A realidade actual de Aveiro não é positiva, na esmagadora maioria, as associações e colectividades batem-se com crónicos problemas de subfinanciamento, de ruína das infraestruturas, escassa participação, e muitas vezes também de sentimentos de desesperança apenas ultrapassados pela vontade férrea e militante entrega associativa dos homens e mulheres que resistem no dia-a-dia.

É preciso fomentar a participação de todos, ouvir e compreender as angústias e desilusões acumuladas, e encontrar novos estímulos mobilizadores, e naturalmente reforçando os meios em seu auxílio. É importante ter claro que a vida cultural do Concelho não se contabiliza na miríade de festivais, concertos ou ciclos, mas sim pela participação popular, uma participação não apenas espectadora mas igualmente participativa e criativa.

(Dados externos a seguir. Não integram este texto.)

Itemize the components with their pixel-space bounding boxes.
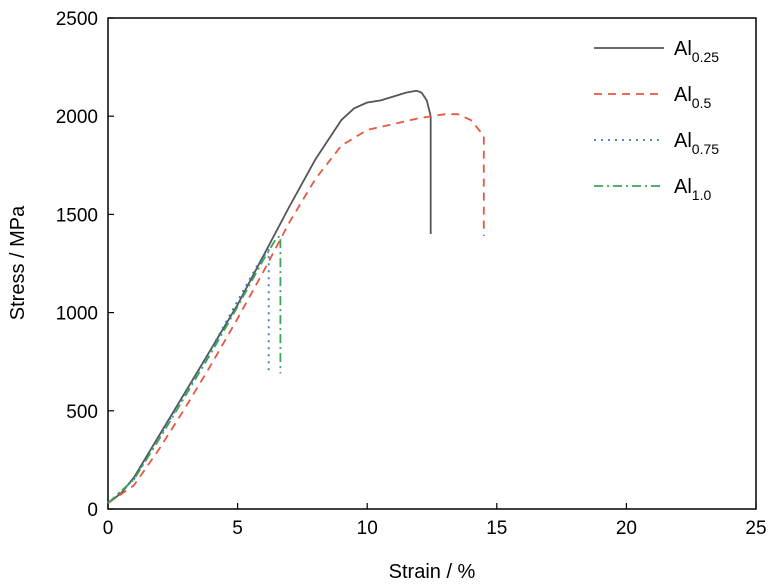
y-tick-label: 2000: [56, 107, 98, 128]
x-tick-label: 5: [232, 518, 243, 539]
y-tick-label: 0: [87, 500, 98, 521]
x-axis-ticks: 0 5 10 15 20 25: [103, 503, 767, 539]
legend-label-3: Al1.0: [674, 176, 711, 203]
series-layer: [107, 89, 485, 504]
y-axis-ticks: 0 500 1000 1500 2000 2500: [56, 9, 114, 521]
y-tick-label: 1500: [56, 205, 98, 226]
x-tick-label: 0: [103, 518, 114, 539]
legend-label-0: Al0.25: [674, 38, 719, 65]
legend-label-1: Al0.5: [674, 84, 711, 111]
plot-frame: [107, 17, 757, 510]
y-tick-label: 1000: [56, 304, 98, 325]
y-tick-label: 2500: [56, 9, 98, 30]
series-line-0: [107, 89, 432, 504]
x-tick-label: 15: [486, 518, 507, 539]
y-tick-label: 500: [66, 402, 98, 423]
x-tick-label: 20: [616, 518, 637, 539]
series-line-3: [107, 235, 282, 504]
y-axis-title: Stress / MPa: [7, 205, 29, 320]
x-tick-label: 10: [357, 518, 378, 539]
series-line-2: [107, 248, 270, 504]
legend-label-2: Al0.75: [674, 130, 719, 157]
series-line-1: [107, 113, 485, 504]
x-tick-label: 25: [745, 518, 766, 539]
legend: Al0.25 Al0.5 Al0.75 Al1.0: [594, 38, 719, 203]
x-axis-title: Strain / %: [389, 561, 476, 583]
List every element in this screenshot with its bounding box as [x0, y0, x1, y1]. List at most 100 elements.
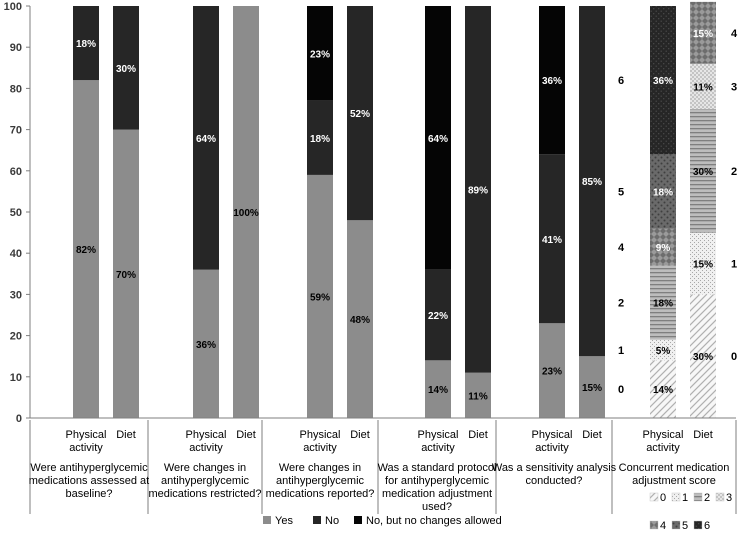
legend-label: No, but no changes allowed: [366, 515, 502, 527]
question-label: medications restricted?: [148, 488, 261, 500]
question-label: Were antihyperglycemic: [30, 462, 148, 474]
data-label: 23%: [310, 49, 330, 60]
question-label: used?: [422, 501, 452, 513]
score-legend-label: 1: [682, 492, 688, 504]
bar-segment: [650, 154, 676, 229]
category-label: activity: [69, 442, 103, 454]
bar-segment: [425, 269, 451, 361]
category-label: Physical: [66, 429, 107, 441]
score-legend-swatch: [649, 492, 659, 502]
bar-group: 82% 18% 70% 30%: [73, 6, 139, 418]
legend-label: Yes: [275, 515, 293, 527]
y-tick-label: 0: [16, 413, 22, 425]
score-label: 1: [731, 259, 737, 271]
score-label: 1: [618, 345, 624, 357]
score-legend-swatch: [693, 492, 703, 502]
data-label: 48%: [350, 315, 370, 326]
bar-segment: [690, 232, 716, 295]
score-legend-label: 4: [660, 520, 666, 532]
bar-segment: [650, 265, 676, 340]
score-legend-swatch: [671, 520, 681, 530]
legend-swatch: [354, 516, 362, 524]
bar-segment: [233, 6, 259, 418]
y-tick-label: 90: [10, 42, 22, 54]
question-label: Were changes in: [279, 462, 361, 474]
bar-segment: [650, 339, 676, 361]
question-label: conducted?: [526, 475, 583, 487]
bar-segment: [193, 6, 219, 270]
score-label: 3: [731, 81, 737, 93]
category-label: Diet: [468, 429, 488, 441]
question-label: Were changes in: [164, 462, 246, 474]
data-label: 41%: [542, 235, 562, 246]
y-tick-label: 70: [10, 125, 22, 137]
score-legend-label: 5: [682, 520, 688, 532]
score-label: 0: [731, 351, 737, 363]
bar-segment: [425, 360, 451, 418]
bar-segment: [425, 6, 451, 270]
data-label: 15%: [693, 260, 713, 271]
data-label: 52%: [350, 109, 370, 120]
data-label: 11%: [693, 82, 713, 93]
question-label: medications reported?: [266, 488, 375, 500]
score-legend-swatch: [671, 492, 681, 502]
legend-swatch: [263, 516, 271, 524]
legend-swatch: [313, 516, 321, 524]
bar-segment: [690, 1, 716, 64]
question-label: medication adjustment: [382, 488, 492, 500]
score-legend-label: 6: [704, 520, 710, 532]
data-label: 36%: [653, 76, 673, 87]
y-tick-label: 50: [10, 207, 22, 219]
question-label: medications assessed at: [29, 475, 149, 487]
y-tick-label: 30: [10, 289, 22, 301]
bar-segment: [465, 372, 491, 418]
bar-segment: [465, 6, 491, 373]
bar-group: 14% 0 5% 1 18% 2 9% 4 18% 5 36% 6 30% 0 15% 1 30% 2 11% 3 15…: [618, 1, 738, 418]
bar-segment: [690, 294, 716, 418]
category-label: Physical: [186, 429, 227, 441]
bar-group: 59% 18% 23% 48% 52%: [307, 6, 373, 418]
category-label: Physical: [532, 429, 573, 441]
data-label: 64%: [196, 134, 216, 145]
bar-segment: [307, 6, 333, 101]
bar-segment: [690, 109, 716, 233]
category-label: activity: [189, 442, 223, 454]
score-legend-label: 0: [660, 492, 666, 504]
legend: Yes No No, but no changes allowed 0 1 2 3 4 5 6: [263, 492, 732, 532]
question-label: baseline?: [65, 488, 112, 500]
category-label: Diet: [116, 429, 136, 441]
question-label: adjustment score: [632, 475, 716, 487]
data-label: 11%: [468, 391, 488, 402]
bars: 82%18%70%30%36%64%100%59%18%23%48%52%14%…: [73, 1, 738, 418]
question-label: antihyperglycemic: [276, 475, 365, 487]
category-label: Diet: [693, 429, 713, 441]
bar-segment: [690, 63, 716, 109]
score-legend-swatch: [693, 520, 703, 530]
data-label: 30%: [693, 167, 713, 178]
data-label: 15%: [693, 29, 713, 40]
y-tick-label: 80: [10, 83, 22, 95]
legend-label: No: [325, 515, 339, 527]
category-label: Diet: [236, 429, 256, 441]
bar-segment: [539, 323, 565, 418]
score-label: 6: [618, 75, 624, 87]
category-label: activity: [421, 442, 455, 454]
bar-segment: [650, 360, 676, 418]
bar-segment: [307, 174, 333, 418]
data-label: 5%: [656, 346, 671, 357]
data-label: 18%: [310, 134, 330, 145]
score-label: 4: [731, 28, 738, 40]
data-label: 70%: [116, 270, 136, 281]
bar-segment: [113, 129, 139, 418]
data-label: 23%: [542, 367, 562, 378]
data-label: 18%: [653, 187, 673, 198]
bar-segment: [193, 269, 219, 418]
bar-segment: [347, 220, 373, 418]
bar-group: 14% 22% 64% 11% 89%: [425, 6, 491, 418]
score-label: 2: [731, 166, 737, 178]
category-label: Diet: [350, 429, 370, 441]
data-label: 14%: [653, 385, 673, 396]
data-label: 82%: [76, 245, 96, 256]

A Cultura é uma componente imprescindível do desenvolvimento económico e social de um território, é factor de soberania e ampliação da democracia, e em Aveiro é urgente despertar valores, referências e raízes patrimoniais, favorecendo a liberdade criativa, o pluralismo artístico e cultural e o confronto de diferentes correntes.

* Jurista, eleito do PCP na Assembleia Municipal de Aveiro.